Given the current (and nonsensical) divide between Marvel and DC movie fans, there must also be a similar divide between fans of the DCEU and Warner Bros. Animation, right? Fans who roll their eyes at the news that Ben Affleck might leave The Batman but who soak up every rumor and tidbit about the next batch of animated movies? If that’s the case, they have to consider themselves as having the upper hand on their opponents these days. Given the ongoing questions about the DCEU franchise, the animated movies are looking like the smoothest of smooth operations.

Case in point: this weekend’s DC announcement about its upcoming slate of animated movies. We’d previously written up the announcement that Gotham by Gaslight would be the next animated movie by Warner Bros. Animation, but DC Comics (via Heroic Hollywood) took the opportunity at Comic-Con this weekend to announce that Death of Superman, the 1992 series featuring the death of Superman at the hands of Doomsday and his subsequent return, will be adapted as two separate animated movies. DC Comics and Warner Bros. Animation will also release Suicide Squad: Hell to Pay, the first Suicide Squad movie set within the DC animated universe. The latter will apparently be an original story written for the movie and will feature, as DC Comics puts it, “an amazing, though sadly not-yet-revealed, voice cast.” Nice.

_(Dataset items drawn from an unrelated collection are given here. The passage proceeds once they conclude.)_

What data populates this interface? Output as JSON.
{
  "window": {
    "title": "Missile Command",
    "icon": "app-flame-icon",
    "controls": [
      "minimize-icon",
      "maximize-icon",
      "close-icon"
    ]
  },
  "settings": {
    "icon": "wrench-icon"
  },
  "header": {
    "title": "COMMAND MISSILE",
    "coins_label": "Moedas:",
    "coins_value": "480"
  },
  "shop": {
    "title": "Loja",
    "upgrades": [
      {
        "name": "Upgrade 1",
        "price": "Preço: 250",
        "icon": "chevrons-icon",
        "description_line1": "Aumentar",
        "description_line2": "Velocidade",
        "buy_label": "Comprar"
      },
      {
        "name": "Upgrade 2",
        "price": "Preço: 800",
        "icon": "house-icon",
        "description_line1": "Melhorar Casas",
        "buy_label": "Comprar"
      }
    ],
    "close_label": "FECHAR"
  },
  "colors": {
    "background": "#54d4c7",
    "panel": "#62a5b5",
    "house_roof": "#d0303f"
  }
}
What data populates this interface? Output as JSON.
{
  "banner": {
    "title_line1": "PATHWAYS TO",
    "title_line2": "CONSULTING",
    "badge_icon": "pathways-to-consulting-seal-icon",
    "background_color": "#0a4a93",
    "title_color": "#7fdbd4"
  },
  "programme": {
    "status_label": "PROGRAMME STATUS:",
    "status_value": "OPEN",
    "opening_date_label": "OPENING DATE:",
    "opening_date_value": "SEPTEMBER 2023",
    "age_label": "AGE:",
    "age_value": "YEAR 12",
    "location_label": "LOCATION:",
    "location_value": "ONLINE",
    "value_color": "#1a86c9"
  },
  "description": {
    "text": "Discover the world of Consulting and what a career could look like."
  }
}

Fans of the animated DC movies will note that Death of Superman is actually the second adaptation of that particular storyline, with 2007’s Superman: Doomsday tackling the same material in a much-shorter runtime. In our ranking of every DC animated movie, we noted that Superman: Doomsday was a solid adaptation of the source material handicapped by its desire to bring the whole affair in at under 90 minutes. Unsurprisingly, then, the DC Comics press release addresses this criticism head on, noting that the original adaptation “greatly condensed and altered the original comic book event to fit within its 75-minute running time” and that Death of Superman would “much less condensed” and “more faithful to the source material.” This looks like good news for fans who wanted Superman’s death and return to be done right.